ELIZABETHTOWN — Craigardan, an educational nonprofit with a focus on studio, agricultural, culinary and intellectual arts, has found a new home.
This summer, the organization purchased a 315-acre property four miles west of the Town of Elizabethtown near Hurricane Mountain.
Craigardan plans to build “an intentionally designed, conservation-minded and accessible campus,” the organization said in a news release.
“It will pay tribute to the history of the site’s early homestead while also responding to, improving and protecting the potentially wild nature of the recently logged property.”
Founded in December 2016 and opened in June 2017, Craigardan has already supported the work of more than 70 artists, chefs, farmers and scholars through its residencies, internships and fellowships, the release said.
Its multi- and inter-disciplinary programs, which include community classes, workshops and events, have served more than 500 local, national and international participants.
As a founding partner of the regional Food Justice Working Group, Craigardan has worked to convene hundreds of community members for annual summits and regional food-systems work.
This year, Craigardan will launch its first international partner program at the historic site of Gangivecchio in Sicily, Italy.
“What Craigardan has been able to achieve in its first three years is inspiring and energizing,” Craigardan Executive director and co-founder Michele Drozd said in a statement.
She attributes it to “the many artists and scholars who found inspiration in the innovative model that stresses inter-disciplinary collaboration and showcased the local community that supported and participated in this work.”
While raising the funds needed to purchase the new property, Craigardan conducted a six-month, region-wide search that led to the land in Elizabethtown.
“The community welcomed us, and the property — with its remote sensibility yet significant accessibility — is a perfect fit for our program,” Drozd said.
Aaron Woolf, co-owner of Deer’s Head Inn in Elizabethtown, is a strong supporter of the move.
“We’re really excited that Craigardan is coming to Elizabethtown,” he said in the release. “It feels like a moment in which there is a notable convergence of forward energy here.”
With new projects like the Elizabethtown Bike Ranch complementing Otis Mountain and building on the town’s recreational past, Craigardan joins the Adirondack History Museum in revitalizing the town’s rich cultural history.
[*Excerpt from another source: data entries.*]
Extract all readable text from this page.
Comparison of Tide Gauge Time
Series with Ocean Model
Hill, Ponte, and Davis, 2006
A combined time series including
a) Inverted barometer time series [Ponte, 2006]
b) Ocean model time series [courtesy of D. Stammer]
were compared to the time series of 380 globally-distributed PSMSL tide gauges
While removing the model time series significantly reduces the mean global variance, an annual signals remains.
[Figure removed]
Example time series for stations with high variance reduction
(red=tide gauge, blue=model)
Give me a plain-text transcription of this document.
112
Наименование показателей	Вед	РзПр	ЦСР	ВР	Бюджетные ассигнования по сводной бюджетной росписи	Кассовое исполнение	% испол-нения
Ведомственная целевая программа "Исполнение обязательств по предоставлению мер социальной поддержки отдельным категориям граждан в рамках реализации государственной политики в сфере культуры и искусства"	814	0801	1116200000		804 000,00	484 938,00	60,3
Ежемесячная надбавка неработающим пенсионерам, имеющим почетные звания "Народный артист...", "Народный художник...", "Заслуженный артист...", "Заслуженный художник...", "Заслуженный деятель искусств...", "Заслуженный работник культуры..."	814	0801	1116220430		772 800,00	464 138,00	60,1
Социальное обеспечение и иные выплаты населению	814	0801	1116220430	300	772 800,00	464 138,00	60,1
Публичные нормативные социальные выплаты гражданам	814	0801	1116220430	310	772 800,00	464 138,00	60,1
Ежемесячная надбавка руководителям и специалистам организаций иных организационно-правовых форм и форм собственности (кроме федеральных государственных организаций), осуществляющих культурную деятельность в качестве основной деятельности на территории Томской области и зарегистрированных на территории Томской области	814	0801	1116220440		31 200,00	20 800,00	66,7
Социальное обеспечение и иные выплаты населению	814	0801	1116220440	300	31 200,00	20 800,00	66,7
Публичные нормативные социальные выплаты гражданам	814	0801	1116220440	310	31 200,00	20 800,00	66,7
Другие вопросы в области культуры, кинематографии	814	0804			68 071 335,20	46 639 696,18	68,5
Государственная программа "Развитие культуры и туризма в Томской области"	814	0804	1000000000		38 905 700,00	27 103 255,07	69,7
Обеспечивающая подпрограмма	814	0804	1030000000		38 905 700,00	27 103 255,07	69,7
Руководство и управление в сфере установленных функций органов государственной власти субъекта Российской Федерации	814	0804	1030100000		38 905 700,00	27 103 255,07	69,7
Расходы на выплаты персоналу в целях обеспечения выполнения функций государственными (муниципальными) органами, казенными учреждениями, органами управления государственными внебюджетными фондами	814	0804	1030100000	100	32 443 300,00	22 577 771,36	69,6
“We’re home. Metaphorically and practically, we’re grounded,” Kate Moses, Craigardan board member and writer.
“There’s a lot of work yet to do, but here we have the ability to grow and thrive within the amazing Adirondack Park that inspired our founding, and help strengthen the communities that make us unique.”
The new location maintains Craigardan’s original geographic connection to the towns of Keene, Keene Valley and Elizabethtown while improving public access and its ability to support and celebrate community engagement.
The organization is in the early stages of design, working with consultants, professionals and the Adirondack Park Agency, local organizations and community members to create the new campus.
In the interim, Craigardan has partnered with businesses and nonprofits to continue its programming in the region.
Local artist Lanse Stover, who is Craigardan’s board president, said the campus “must facilitate dialogue between visitors and the local community, between art and environment, between the past and the present, between art, philosophy, food and agriculture.
“The Adirondacks are the ideal setting for Craigardan to create the space where those conversations can flourish and then nourish the world.”